In 1850 mocht Paxton zijn kunstje van glas en staal nogmaals vertonen. Zijn ontwerp voor de Wereldtentoonstelling in het Londense Hydepark werd uitverkoren uit bijna 250 inzendingen. Op de tentoonstelling zouden de nieuwste industriële ontwikkelingen worden getoond. Het uit hout, gietijzer en glasplaten opgetrokken Crystal Palace was op zichzelf al een wonder van industrieel kunnen: het 564 meter lange en 124 meter brede gebouw werd in acht maanden door tweeduizend arbeiders in elkaar gezet. Nadat het in een halfjaar tijd 6,2 miljoen bezoekers had getrokken, werd het weer afgebroken en op Sydenham Hill herbouwd. Daar werd het in 1936 door brand verwoest.
Voor de kas op Chatsworth was het doek al eerder gevallen. In de Eerste Wereldoorlog waren er geen kolen om de kas te verwarmen, waardoor veel kasplanten het loodje legden. Na de oorlog had de hertog geen geld meer voor zijn prijzige hobby en in 1920 liet hij de kas afbreken.
In die tijd verschenen in het Westland de eerste ‘warenhuizen’, kassen met glazen zijwanden. Weldra gevolgd door ‘stooktuinders’, die ‘stooktomaten’ en ‘wintersla’ gingen telen.

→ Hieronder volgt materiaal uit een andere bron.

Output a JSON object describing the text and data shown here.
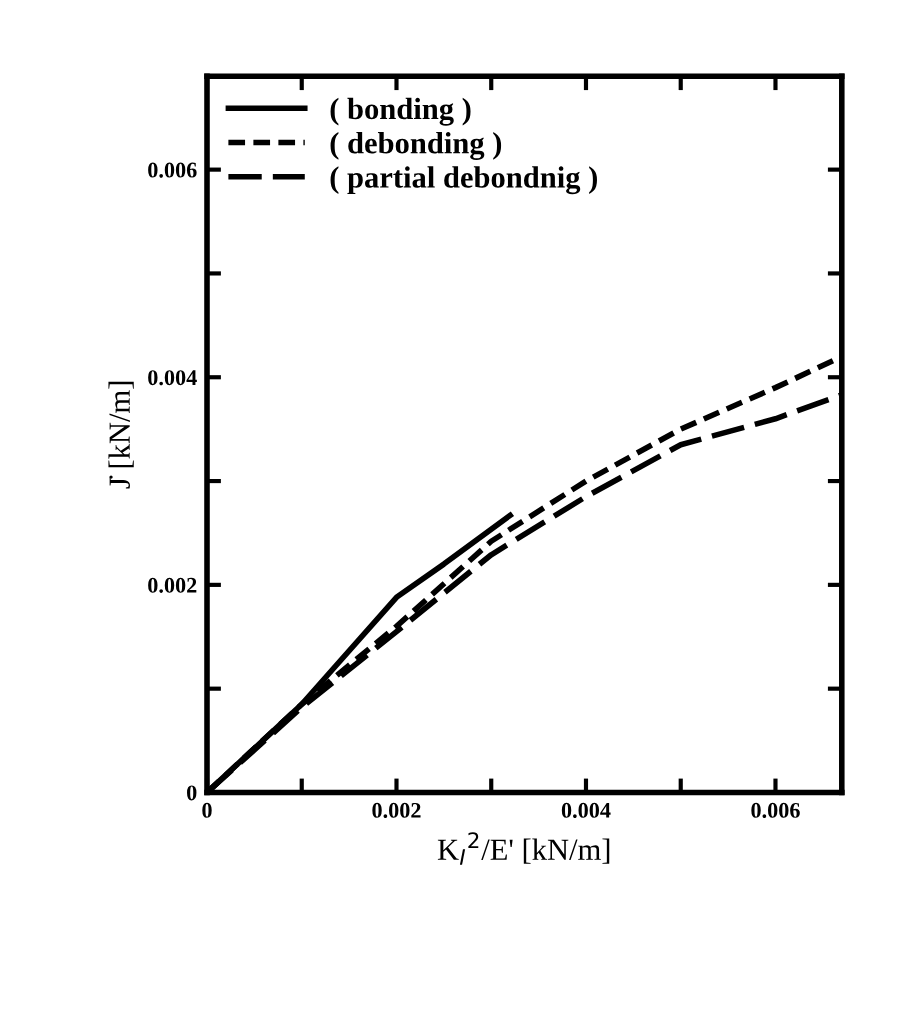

In de jaren vijftig schakelden ze over van steenkool op stookolie. Daardoor verloor de nachtstoker die in de winters ’s nachts van tuinder naar de tuinder fietste en met de kolenschop de ketels bijvulde zijn baan. Weer later stookten ze op aardgas. Op zeker moment werd maar liefst 10 procent van het Nederlandse aardgas door de glastuinbouw gebruikt. Nu probeert de glastuinbouw, net als andere sectoren, minder afhankelijk te worden van fossiele brandstoffen. Dat proces staat nog maar in de kinderschoenen. Maar hoe je het ook wendt of keert, anders dan het Crystal Palace of een oranjerie zijn en blijven die commerciële kassen spuuglelijk.